La señora McAnally abrió la puerta y salió al rellano en dirección a una puerta con el rótulo FINCH.

—Utilizaré su teléfono, si no le importa —dijo Rebus mientras regresaba al interior del piso.

Dio un vistazo rápido. Solo había un dormitorio y un baño, además de un trastero. Ya había visto el resto de la vivienda. El dormitorio estaba muy bien amueblado, con cortinas rosas fruncidas y colcha a juego, y una pequeña mesita cubierta de frascos de perfume. Se dirigió al pasillo y realizó un par de llamadas: una para pedir un coche, y la otra para asegurarse de que alguien del DIC estuviera en el depósito de cadáveres para colaborar en la identificación.

La puerta se abrió y entraron dos mujeres. Esperaba que la señora Finch fuera más o menos de la misma edad que McAnally, pero era una chica de unos veintitantos con las piernas largas, enfundadas en una falda ajustada.

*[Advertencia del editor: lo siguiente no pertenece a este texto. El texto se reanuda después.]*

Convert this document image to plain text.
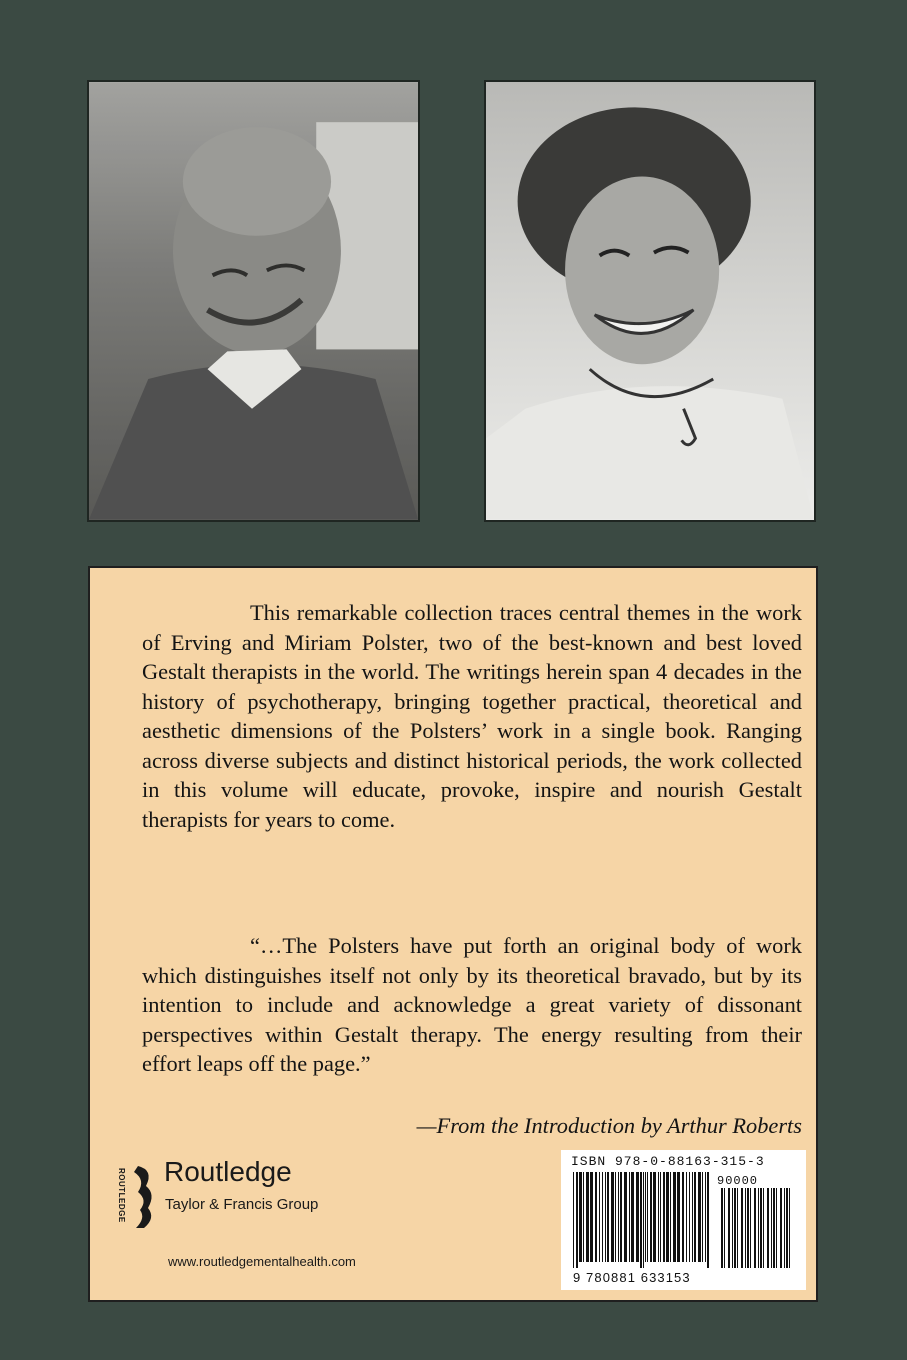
This remarkable collection traces central themes in the work of Erving and Miriam Polster, two of the best-known and best loved Gestalt therapists in the world. The writings herein span 4 decades in the history of psychotherapy, bringing together practical, theoretical and aesthetic dimensions of the Polsters’ work in a single book. Ranging across diverse subjects and distinct historical periods, the work collected in this volume will educate, provoke, inspire and nourish Gestalt therapists for years to come.

“…The Polsters have put forth an original body of work which distinguishes itself not only by its theoretical bravado, but by its intention to include and acknowledge a great variety of dissonant perspectives within Gestalt therapy. The energy resulting from their effort leaps off the page.”

—From the Introduction by Arthur Roberts

ROUTLEDGE Routledge
Taylor & Francis Group
www.routledgementalhealth.com
ISBN 978-0-88163-315-3
90000
9 780881 633153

La tal Finch lo miró como si fuera un bromista retorcido. A cambio, él le dedicó una sonrisa que aunaba compasión e interés. Ella no le correspondió, de modo que hubo de contentarse con la imagen de sus largas piernas mientras la joven ayudaba a la señora McAnally a recorrer el pasillo y entrar en el salón.

—Un poco de Bacardí, Tresa —dijo Maisie Finch—, te calmará. Antes de nada, tomaremos un Bacardí con cola. ¿Tienes algún Valium por aquí? Si no, creo que me queda alguno en el armario del cuarto de baño.

—No puede estar muerto, Maisie... —gimió Tresa McAnally.

—No hablemos de él —repuso Maisie.

Era un consejo extraño, pensó Rebus cuando se disponía ya a marcharse.